Secondo quanto scritto da Facebook nella relazione consegnata all’Ue, a inizio febbraio a Bruxelles per organizzare il presidio delle elezioni europee c’era una task force di 85 persone. Allan spiega che il fulcro dell’attività di monitoraggio è «la squadra di esperti del centro operativo di Dublino che conta sia su gruppi locali sia sul coordinamento con una rete globale». La minaccia più temibile? «Quello di cui non siamo consapevoli. Qualcosa di nuovo che non è mai stato fatto prima». Nella relazione per l’Ue di gennaio, per ora non vengono citate particolari attività specifiche contro l’Europa. Ci sono riferimenti alla rimozione di pagine, account e gruppi da Iran, Indonesia e Russia che non si sono però scagliati contro Bruxelles come organizzazione internazionale ma solo contro alcuni singoli Stati. Senza dimenticare il tema parallelo dell’attività di diffusione di contenuti falsi all’interno di gruppi chiusi o via messaggio diretto su Facebook o whatsapp. Quest’ultima piattaforma, sotto i riflettori soprattutto in India, anch’essa in procinto di andare alle urne, sta introducendo una serie di modifiche, fra le quali la limitazione del numero di persone a cui si possa inoltrare un messaggio a 5 — ma se si contano i gruppi, all’interno dei quali possono esserci 256 persone, un testo o una foto contenente informazioni false su qualcuno può arrivare in un istante davanti a 1300 persone, e innescare un processo a catena.

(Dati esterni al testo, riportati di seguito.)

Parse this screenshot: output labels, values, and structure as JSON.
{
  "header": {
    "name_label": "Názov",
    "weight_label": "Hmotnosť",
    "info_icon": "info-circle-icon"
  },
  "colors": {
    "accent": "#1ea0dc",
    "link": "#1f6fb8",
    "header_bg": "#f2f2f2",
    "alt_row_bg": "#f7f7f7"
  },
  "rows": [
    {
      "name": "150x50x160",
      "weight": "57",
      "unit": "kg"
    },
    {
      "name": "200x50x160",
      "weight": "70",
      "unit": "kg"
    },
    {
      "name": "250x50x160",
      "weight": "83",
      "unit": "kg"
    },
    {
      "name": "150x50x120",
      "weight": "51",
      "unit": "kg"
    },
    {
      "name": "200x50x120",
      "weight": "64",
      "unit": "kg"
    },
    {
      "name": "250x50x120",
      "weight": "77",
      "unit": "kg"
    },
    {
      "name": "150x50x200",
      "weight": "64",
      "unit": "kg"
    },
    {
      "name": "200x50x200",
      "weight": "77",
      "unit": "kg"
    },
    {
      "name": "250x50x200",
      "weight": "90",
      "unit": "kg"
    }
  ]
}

Tornando alla novità odierna sulla trasparenza degli annunci, Allan la cita anche come esempio di autoregolamentazione virtuosa del social network: «Abbiamo le tecnologie e i sistemi per farlo e siamo il contesto migliore per creare un archivio. In questo caso non serve un’indicazione esterna». Al contrario, «potrebbe essere utile nel campo delle inserzioni pubblicitarie: ci sono Paesi in cui quelle straniere sulle elezioni non sono illegali». In generale, ragionando sulla necessità di norme più stringenti per le piattaforme, Allan invita a considerare «prima di tutto le problematiche che si vuole prevenire. Se si dà a Facebook la responsabilità di ridurre l’hate speech, per esempio, bisogna considerare i casi in cui saremo in grado di intervenire anche prima di 24 ore e quelli in cui è meno urgente ed è necessario più tempo. Un regolamento che dice di rimuovere tutto entro 24 ore non è il modo più efficace per affrontare questo problema». Conclude: «Far dire ai governi come le piattaforme devono scrivere i loro software probabilmente non funzionerà».